Re: [PATCH v9 15/22] KVM: x86: Mark CR4.FRED as not reserved
From: Sean Christopherson
Date: Wed Mar 04 2026 - 19:59:03 EST
On Wed, Nov 19, 2025, Chao Gao wrote:
> On Sun, Oct 26, 2025 at 01:19:03PM -0700, Xin Li (Intel) wrote:
> >From: Xin Li <xin3.li@xxxxxxxxx>
> >
> >The CR4.FRED bit, i.e., CR4[32], is no longer a reserved bit when
> >guest cpu cap has FRED, i.e.,
> > 1) All of FRED KVM support is in place.
> > 2) Guest enumerates FRED.
> >
> >Otherwise it is still a reserved bit.
> >
> >Signed-off-by: Xin Li <xin3.li@xxxxxxxxx>
> >Signed-off-by: Xin Li (Intel) <xin@xxxxxxxxx>
> >Tested-by: Shan Kang <shan.kang@xxxxxxxxx>
> >Tested-by: Xuelian Guo <xuelian.guo@xxxxxxxxx>
>
> I am not sure about two things regarding CR4.FRED and emulator code:
>
> 1. Should kvm_set_cr4() reject setting CR4.FRED when the vCPU isn't in long
> mode? The concern is that emulator code may call kvm_set_cr4(). This could
> cause VM-entry failure if CR4.FRED is set in other modes.
This has nothing to do with the emulator, KVM will intercept and emulate all
CR4 writes that toggle CR4.FRED. KVM also needs to enforce leaving 64-bit mode
with CR4.FRED=1.
> 2. mk_cr_64() drops the high 32 bits of the new CR4 value. So, CR4.FRED is always
> dropped. This may need an update.
Ugh, I didn't realize FRED broke into bits 63:32. Yeah, that needs to be updated,
and _that_ one is unique to the emulator.

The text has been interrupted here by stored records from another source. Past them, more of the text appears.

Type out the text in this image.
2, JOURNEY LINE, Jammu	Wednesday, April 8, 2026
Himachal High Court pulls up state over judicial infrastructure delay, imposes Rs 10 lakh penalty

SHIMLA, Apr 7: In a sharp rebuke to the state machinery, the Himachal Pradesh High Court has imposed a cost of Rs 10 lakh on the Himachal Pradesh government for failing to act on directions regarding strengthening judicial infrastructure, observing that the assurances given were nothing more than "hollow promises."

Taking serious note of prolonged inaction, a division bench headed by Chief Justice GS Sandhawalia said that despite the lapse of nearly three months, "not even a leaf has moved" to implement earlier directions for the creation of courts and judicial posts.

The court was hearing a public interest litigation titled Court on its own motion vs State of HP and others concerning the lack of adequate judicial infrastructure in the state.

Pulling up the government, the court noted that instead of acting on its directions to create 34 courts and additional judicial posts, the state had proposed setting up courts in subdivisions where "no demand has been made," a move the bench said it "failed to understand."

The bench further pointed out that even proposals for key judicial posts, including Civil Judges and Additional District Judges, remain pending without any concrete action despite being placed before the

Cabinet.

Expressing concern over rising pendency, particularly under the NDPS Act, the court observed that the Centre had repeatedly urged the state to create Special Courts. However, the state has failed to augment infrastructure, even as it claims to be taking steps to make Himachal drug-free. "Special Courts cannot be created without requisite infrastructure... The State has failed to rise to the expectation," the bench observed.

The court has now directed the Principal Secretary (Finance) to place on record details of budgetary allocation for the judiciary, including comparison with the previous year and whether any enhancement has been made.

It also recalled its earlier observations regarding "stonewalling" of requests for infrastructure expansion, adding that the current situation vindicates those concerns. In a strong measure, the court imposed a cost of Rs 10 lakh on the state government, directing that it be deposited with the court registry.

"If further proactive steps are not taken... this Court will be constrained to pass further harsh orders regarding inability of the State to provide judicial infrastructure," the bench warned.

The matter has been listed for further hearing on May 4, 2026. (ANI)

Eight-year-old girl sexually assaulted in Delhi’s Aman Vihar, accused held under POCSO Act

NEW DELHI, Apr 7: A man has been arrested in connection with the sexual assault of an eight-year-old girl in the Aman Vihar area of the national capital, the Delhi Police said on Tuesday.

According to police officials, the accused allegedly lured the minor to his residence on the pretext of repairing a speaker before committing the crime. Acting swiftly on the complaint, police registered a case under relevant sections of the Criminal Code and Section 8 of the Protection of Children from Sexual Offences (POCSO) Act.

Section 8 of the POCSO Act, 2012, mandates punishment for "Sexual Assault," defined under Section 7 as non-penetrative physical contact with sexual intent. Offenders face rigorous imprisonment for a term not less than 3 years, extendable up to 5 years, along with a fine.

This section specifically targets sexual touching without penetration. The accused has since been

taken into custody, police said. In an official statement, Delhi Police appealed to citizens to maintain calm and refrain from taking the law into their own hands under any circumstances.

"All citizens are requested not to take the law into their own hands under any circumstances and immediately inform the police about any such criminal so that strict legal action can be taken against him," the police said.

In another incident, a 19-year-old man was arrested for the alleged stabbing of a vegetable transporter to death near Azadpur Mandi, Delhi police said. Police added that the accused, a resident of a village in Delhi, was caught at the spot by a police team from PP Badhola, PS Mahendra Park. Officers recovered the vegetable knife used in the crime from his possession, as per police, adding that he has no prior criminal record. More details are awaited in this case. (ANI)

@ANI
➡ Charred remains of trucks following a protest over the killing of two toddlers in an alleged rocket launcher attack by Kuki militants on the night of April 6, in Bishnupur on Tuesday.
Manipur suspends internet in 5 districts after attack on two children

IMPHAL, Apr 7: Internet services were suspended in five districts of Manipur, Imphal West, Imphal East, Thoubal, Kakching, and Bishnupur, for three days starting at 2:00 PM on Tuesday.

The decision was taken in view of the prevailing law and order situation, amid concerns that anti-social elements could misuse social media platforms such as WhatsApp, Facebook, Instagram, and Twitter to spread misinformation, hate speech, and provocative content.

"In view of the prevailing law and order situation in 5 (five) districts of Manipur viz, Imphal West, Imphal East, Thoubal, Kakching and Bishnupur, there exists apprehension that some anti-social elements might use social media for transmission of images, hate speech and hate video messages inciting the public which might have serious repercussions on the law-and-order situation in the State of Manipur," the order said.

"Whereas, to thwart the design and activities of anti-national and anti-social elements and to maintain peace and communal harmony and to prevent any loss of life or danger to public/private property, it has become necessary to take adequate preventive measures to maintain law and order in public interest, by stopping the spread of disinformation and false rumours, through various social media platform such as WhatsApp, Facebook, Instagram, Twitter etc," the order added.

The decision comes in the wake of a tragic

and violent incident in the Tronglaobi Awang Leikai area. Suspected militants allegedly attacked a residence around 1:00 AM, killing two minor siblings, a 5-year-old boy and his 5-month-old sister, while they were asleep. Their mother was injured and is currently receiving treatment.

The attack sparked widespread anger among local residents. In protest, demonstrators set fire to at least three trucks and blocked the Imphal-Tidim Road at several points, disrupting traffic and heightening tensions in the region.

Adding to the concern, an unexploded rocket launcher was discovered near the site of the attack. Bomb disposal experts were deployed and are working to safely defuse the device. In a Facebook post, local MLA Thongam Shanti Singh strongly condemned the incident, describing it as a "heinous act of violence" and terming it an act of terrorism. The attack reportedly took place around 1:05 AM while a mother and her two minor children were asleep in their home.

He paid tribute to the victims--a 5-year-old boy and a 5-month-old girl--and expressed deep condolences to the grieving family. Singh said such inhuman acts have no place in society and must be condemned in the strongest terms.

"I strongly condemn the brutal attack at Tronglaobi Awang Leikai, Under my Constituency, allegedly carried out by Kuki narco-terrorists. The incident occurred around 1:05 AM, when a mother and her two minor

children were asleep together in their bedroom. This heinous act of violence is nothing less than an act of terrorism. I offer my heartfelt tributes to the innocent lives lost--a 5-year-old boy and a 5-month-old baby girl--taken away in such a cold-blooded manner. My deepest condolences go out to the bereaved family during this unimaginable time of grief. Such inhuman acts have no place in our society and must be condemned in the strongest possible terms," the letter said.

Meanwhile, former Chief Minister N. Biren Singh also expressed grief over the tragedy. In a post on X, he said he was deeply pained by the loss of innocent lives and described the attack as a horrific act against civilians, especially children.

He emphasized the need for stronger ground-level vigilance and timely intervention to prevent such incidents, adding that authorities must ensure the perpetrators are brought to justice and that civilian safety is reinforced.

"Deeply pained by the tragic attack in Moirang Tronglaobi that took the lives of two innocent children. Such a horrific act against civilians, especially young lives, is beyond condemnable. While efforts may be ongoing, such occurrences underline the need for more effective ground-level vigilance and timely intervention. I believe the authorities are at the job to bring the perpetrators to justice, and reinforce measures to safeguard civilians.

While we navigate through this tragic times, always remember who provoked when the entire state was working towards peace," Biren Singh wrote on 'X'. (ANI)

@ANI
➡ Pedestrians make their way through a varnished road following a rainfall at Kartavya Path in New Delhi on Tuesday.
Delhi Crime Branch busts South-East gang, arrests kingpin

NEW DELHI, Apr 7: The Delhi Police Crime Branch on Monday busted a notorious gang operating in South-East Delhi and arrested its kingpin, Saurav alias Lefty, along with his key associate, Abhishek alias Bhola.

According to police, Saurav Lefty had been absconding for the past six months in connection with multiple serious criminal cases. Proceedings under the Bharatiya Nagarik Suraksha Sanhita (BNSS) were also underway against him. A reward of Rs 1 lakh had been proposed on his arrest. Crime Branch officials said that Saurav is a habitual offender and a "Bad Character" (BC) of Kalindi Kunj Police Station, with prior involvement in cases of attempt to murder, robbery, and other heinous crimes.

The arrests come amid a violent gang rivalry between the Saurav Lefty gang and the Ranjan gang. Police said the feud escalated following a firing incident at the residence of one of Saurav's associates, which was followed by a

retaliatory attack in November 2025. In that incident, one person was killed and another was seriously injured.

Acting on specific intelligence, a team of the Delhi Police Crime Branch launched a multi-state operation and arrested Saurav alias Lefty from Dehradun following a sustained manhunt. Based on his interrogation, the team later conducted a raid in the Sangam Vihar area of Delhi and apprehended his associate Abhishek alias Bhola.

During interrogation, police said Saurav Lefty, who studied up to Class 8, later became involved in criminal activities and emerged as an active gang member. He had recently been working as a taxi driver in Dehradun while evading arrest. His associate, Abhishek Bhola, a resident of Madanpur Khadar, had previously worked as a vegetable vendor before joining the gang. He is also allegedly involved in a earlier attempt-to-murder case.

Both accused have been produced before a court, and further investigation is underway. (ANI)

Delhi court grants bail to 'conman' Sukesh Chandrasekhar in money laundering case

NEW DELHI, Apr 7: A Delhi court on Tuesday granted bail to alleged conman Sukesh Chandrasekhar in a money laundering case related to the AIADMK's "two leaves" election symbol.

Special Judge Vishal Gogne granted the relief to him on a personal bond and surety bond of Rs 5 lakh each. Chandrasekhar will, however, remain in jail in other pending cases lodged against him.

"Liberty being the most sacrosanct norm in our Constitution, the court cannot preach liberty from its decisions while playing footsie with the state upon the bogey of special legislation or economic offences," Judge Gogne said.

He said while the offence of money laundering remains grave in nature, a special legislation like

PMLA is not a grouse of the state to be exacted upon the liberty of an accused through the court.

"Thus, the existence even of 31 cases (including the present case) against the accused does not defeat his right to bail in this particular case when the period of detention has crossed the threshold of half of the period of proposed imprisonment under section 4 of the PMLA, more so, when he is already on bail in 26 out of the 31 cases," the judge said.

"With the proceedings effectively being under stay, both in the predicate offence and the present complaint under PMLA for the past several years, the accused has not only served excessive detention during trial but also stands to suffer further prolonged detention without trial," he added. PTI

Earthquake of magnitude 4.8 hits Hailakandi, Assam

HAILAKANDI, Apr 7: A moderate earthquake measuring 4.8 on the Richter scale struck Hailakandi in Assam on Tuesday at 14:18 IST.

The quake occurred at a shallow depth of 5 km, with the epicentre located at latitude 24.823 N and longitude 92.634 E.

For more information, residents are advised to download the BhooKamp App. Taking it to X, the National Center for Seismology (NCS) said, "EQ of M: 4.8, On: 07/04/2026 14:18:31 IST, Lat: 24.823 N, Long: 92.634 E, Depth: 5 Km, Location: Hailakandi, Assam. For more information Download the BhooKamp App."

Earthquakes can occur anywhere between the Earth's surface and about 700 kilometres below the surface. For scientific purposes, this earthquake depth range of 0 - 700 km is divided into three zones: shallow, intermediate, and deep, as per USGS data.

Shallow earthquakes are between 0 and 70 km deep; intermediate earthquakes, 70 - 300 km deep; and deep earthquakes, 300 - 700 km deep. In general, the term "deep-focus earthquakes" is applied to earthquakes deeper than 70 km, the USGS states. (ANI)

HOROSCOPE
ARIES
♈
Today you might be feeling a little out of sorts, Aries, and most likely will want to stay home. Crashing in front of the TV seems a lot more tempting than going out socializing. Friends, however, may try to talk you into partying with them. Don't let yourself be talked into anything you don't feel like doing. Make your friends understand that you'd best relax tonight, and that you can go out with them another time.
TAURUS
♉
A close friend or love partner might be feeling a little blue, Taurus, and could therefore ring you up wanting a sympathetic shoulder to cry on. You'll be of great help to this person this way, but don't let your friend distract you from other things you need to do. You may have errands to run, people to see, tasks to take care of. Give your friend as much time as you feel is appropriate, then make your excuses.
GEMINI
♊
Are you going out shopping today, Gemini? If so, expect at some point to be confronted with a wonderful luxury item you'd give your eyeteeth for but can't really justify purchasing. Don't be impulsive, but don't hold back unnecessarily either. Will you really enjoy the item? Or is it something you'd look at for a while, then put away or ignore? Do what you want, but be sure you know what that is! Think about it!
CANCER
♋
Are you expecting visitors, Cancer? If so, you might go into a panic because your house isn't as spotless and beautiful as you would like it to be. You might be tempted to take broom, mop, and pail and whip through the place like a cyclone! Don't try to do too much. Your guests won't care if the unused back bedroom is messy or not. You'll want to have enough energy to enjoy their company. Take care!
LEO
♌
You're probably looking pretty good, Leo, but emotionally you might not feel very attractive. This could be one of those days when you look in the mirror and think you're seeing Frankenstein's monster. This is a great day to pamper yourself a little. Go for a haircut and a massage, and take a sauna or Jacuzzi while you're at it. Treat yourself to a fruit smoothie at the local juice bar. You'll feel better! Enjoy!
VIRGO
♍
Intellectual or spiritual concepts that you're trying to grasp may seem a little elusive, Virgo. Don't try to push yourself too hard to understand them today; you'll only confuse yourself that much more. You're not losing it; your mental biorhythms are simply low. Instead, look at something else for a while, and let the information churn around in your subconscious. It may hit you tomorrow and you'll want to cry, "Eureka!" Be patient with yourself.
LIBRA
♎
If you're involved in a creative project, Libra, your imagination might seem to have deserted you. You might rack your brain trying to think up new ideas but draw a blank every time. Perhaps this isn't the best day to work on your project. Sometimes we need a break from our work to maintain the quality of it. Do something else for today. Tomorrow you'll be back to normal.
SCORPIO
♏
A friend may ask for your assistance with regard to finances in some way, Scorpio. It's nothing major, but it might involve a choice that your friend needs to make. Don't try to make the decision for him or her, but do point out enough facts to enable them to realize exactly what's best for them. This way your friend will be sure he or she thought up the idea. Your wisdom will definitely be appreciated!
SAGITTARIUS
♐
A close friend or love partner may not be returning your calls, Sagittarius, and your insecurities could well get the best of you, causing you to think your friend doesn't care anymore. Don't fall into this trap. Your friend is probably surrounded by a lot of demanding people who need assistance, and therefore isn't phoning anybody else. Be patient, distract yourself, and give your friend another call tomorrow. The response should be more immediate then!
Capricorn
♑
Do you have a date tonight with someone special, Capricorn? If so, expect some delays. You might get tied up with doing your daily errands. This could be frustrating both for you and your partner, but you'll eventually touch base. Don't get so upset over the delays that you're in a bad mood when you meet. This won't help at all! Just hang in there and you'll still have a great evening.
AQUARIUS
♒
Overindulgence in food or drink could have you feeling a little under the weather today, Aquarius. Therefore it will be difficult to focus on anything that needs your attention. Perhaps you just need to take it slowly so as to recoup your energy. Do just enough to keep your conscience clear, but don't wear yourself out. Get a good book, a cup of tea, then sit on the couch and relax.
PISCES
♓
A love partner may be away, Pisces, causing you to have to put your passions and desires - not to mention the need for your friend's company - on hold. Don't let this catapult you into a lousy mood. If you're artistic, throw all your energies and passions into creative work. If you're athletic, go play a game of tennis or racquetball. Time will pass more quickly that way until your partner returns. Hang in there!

Unless Chao and I can't read code and are missing magic, KVM's virtualization of
FRED is quite lacking.
More importantly, I don't see *any* tests. At a bare minimum, KVM's msrs_test
needs to be updated too get coverage for userspace vs. guest accesses, save/restore
needs to be covered (maybe nothing additional required?), and there need to be
negative tests for things like leaving 64-bit mode with FRED=1. We can probably
get enough confidence in the "happy" paths just by running VMs, but even then I
would ideally like to see tests for edge cases that are relatively rare when just
running a VM.
I'm straight up not going to look at new versions if there aren't tests. Like
CET before it, both Intel and AMD are pushing FRED and want to get it merged,
yet no one is providing tests. That's not going to fly this time, as I don't
have the bandwidth to help write the number of testcases FRED warrants.